Strange tales from outer space

When I was little, there was a patch of grass at the bottom of my garden where nothing would grow. It was a big round patch of black, scorched ground where, it turned out, my dad had had a bonfire. I was about 7 years old, and didn’t realise this, so I asked my dad what it was.

I should say for starters that my dad has always found questions from my sister and I either really irritating, or a fantastic opportunity to mess with us. Or both. Either way, he took most opportunities to basically lie to us and see just how much we’d believe. As it turned out it was a hell of a lot because we were children and he was a clever grown up. And our dad.
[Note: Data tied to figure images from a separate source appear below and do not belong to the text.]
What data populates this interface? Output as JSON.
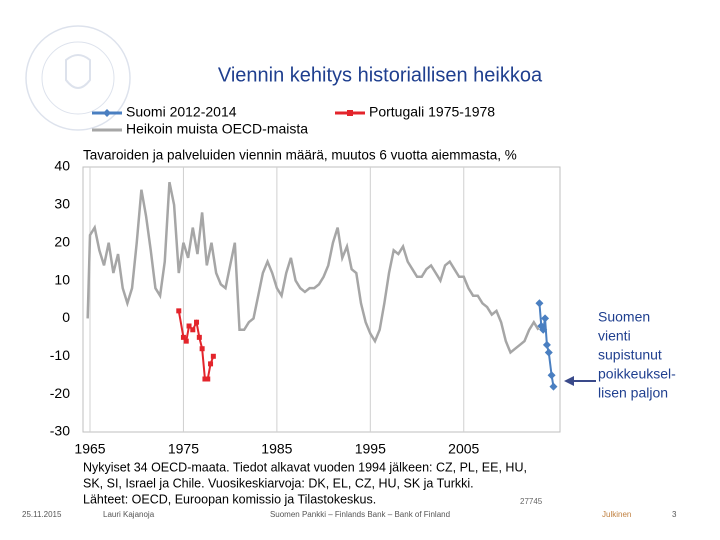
{
  "chart_data": {
    "type": "line",
    "title": "Viennin kehitys historiallisen heikkoa",
    "subtitle": "Tavaroiden ja palveluiden viennin määrä, muutos 6 vuotta aiemmasta, %",
    "xlim": [
      1964.25,
      2015.3
    ],
    "ylim": [
      -30,
      40
    ],
    "xticks": [
      1965,
      1975,
      1985,
      1995,
      2005
    ],
    "yticks": [
      -30,
      -20,
      -10,
      0,
      10,
      20,
      30,
      40
    ],
    "grid": "x",
    "series": [
      {
        "name": "Suomi 2012-2014",
        "color": "#4a7fc1",
        "marker": "diamond",
        "x": [
          2013.1,
          2013.3,
          2013.5,
          2013.7,
          2013.9,
          2014.1,
          2014.4,
          2014.6
        ],
        "values": [
          4,
          -2,
          -3,
          0,
          -7,
          -9,
          -15,
          -18
        ]
      },
      {
        "name": "Portugali 1975-1978",
        "color": "#e3242b",
        "marker": "square",
        "x": [
          1974.5,
          1975,
          1975.3,
          1975.6,
          1976,
          1976.4,
          1976.7,
          1977,
          1977.3,
          1977.6,
          1977.9,
          1978.2
        ],
        "values": [
          2,
          -5,
          -6,
          -2,
          -3,
          -1,
          -5,
          -8,
          -16,
          -16,
          -12,
          -10
        ]
      },
      {
        "name": "Heikoin muista OECD-maista",
        "color": "#a6a6a6",
        "marker": "none",
        "x": [
          1964.75,
          1965,
          1965.5,
          1966,
          1966.5,
          1967,
          1967.5,
          1968,
          1968.5,
          1969,
          1969.5,
          1970,
          1970.5,
          1971,
          1971.5,
          1972,
          1972.5,
          1973,
          1973.5,
          1974,
          1974.5,
          1975,
          1975.5,
          1976,
          1976.5,
          1977,
          1977.5,
          1978,
          1978.5,
          1979,
          1979.5,
          1980,
          1980.5,
          1981,
          1981.5,
          1982,
          1982.5,
          1983,
          1983.5,
          1984,
          1984.5,
          1985,
          1985.5,
          1986,
          1986.5,
          1987,
          1987.5,
          1988,
          1988.5,
          1989,
          1989.5,
          1990,
          1990.5,
          1991,
          1991.5,
          1992,
          1992.5,
          1993,
          1993.5,
          1994,
          1994.5,
          1995,
          1995.5,
          1996,
          1996.5,
          1997,
          1997.5,
          1998,
          1998.5,
          1999,
          1999.5,
          2000,
          2000.5,
          2001,
          2001.5,
          2002,
          2002.5,
          2003,
          2003.5,
          2004,
          2004.5,
          2005,
          2005.5,
          2006,
          2006.5,
          2007,
          2007.5,
          2008,
          2008.5,
          2009,
          2009.5,
          2010,
          2010.5,
          2011,
          2011.5,
          2012,
          2012.5,
          2013
        ],
        "values": [
          0,
          22,
          24,
          18,
          14,
          20,
          12,
          17,
          8,
          4,
          8,
          20,
          34,
          27,
          18,
          8,
          6,
          15,
          36,
          30,
          12,
          20,
          16,
          24,
          17,
          28,
          14,
          20,
          12,
          9,
          8,
          14,
          20,
          -3,
          -3,
          -1,
          0,
          6,
          12,
          15,
          12,
          8,
          6,
          12,
          16,
          10,
          8,
          7,
          8,
          8,
          9,
          11,
          14,
          20,
          24,
          16,
          19,
          13,
          12,
          4,
          -1,
          -4,
          -6,
          -3,
          4,
          12,
          18,
          17,
          19,
          15,
          13,
          11,
          11,
          13,
          14,
          12,
          10,
          14,
          15,
          13,
          11,
          11,
          8,
          6,
          6,
          4,
          3,
          1,
          2,
          -1,
          -6,
          -9,
          -8,
          -7,
          -6,
          -3,
          -1,
          -3
        ]
      }
    ]
  },
  "annotation": [
    "Suomen",
    "vienti",
    "supistunut",
    "poikkeuksel-",
    "lisen paljon"
  ],
  "notes": [
    "Nykyiset 34 OECD-maata. Tiedot alkavat vuoden 1994 jälkeen: CZ, PL, EE, HU,",
    "SK, SI, Israel ja Chile. Vuosikeskiarvoja: DK, EL, CZ, HU, SK ja Turkki.",
    "Lähteet: OECD, Euroopan komissio ja Tilastokeskus."
  ],
  "code": "27745",
  "footer": {
    "date": "25.11.2015",
    "author": "Lauri Kajanoja",
    "org": "Suomen Pankki – Finlands Bank – Bank of Finland",
    "class": "Julkinen",
    "page": "3"
  }
}
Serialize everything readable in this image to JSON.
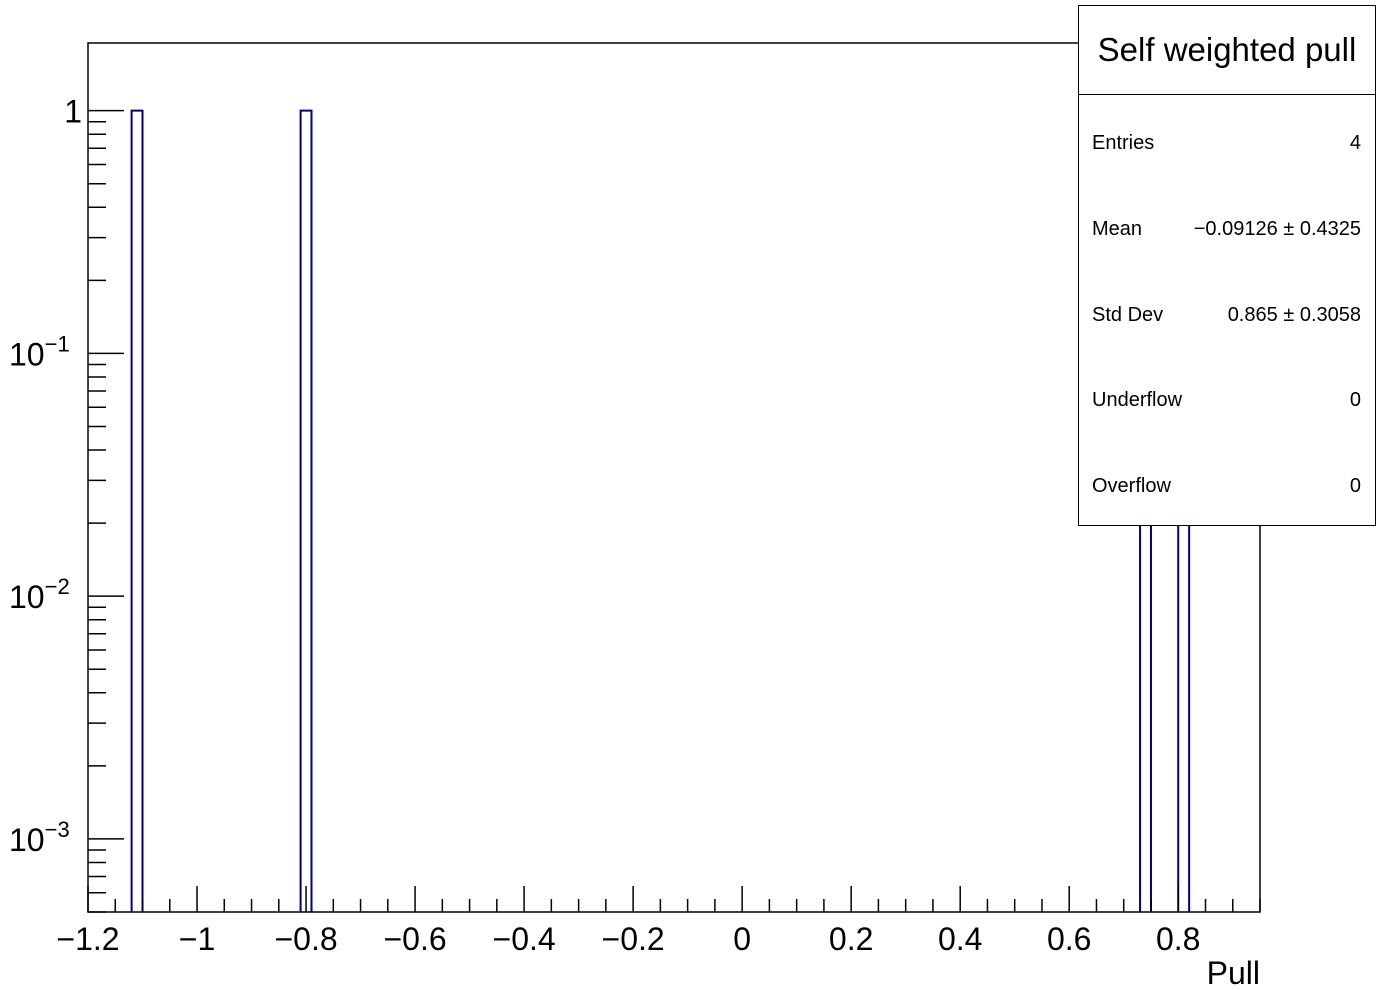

So it’s not surprising that, for example, we grew up thinking that those big spiders you get in your house are called budgerigars. This came about because we once had the audacity to ask him what he’d caught under a glass, and didn’t understand sarcasm or know what budgerigars were because we were very young children.

The best example of this was, when we were walking through an underpass, I asked him why we could hear our voices after we spoke. “That’s an echo” he said. Being 4 years old, I’d never heard this word before. “What’s an echo?” I asked. Now, echoes are hard to explain, I’ll give him that. I still don’t really get what they are. But instead of having a guess, my dad said, “Oh. That’s bats in the walls shouting back at you.”

Bats. Bats in the walls. Shouting at you.

So of course I believed him. And it would have all been fine until one day in school the subject of echoes came up. My teacher couldn’t explain what it was, so I leapt at the chance. “It’s bats, Miss. It’s bats in the walls who shout what you say back at you.” My teacher went from thinking I was a bit of an odd child, like the rest of the class did, to thinking I was a right little smart arse. Thinking about it, I can probably trace all my problems in education back to this day. Cheers Dad.

I’m not sure what I’d done to deserve the lie my dad told me about the burnt patch in the garden. To be honest I was an insufferable child, so I’m not surprised. I was about 7, and when I asked why nothing would grow there my dad told me this: He told me that it was because the little girl who lived in the house before us had been abducted by aliens while she was playing in the garden, and when the tractor beam came down and picked her up, it scorched the grass. What’s more, if you went and stood in the spot, you could still hear her calling “Mummy! Daddy! Help me!”

Naturally I never went down to the bottom of the garden again. I was probably 13 by the time I’d realised it was a lie and mustered the courage. I also became petrified of spaceships, waking up and screaming every time an aeroplane flew over at night, which was literally every five minutes because we lived under the flight path for Stansted Airport, so it backfired for my dad, really. Sucker.

Lying to your kids has a lasting impact. I’m still terrified of space to the point that I can’t even look up at it without wanting to be sick. Then again, it’s probably been worth it. My dad still finds it hilarious and is very proud of himself. And I can’t quite articulate quite how awful a child I was, I did deserve it. I’m certainly going to lie to my kids. What better way to get their imagination sparkling? Definitely worth the years and years of night terrors. Definitely.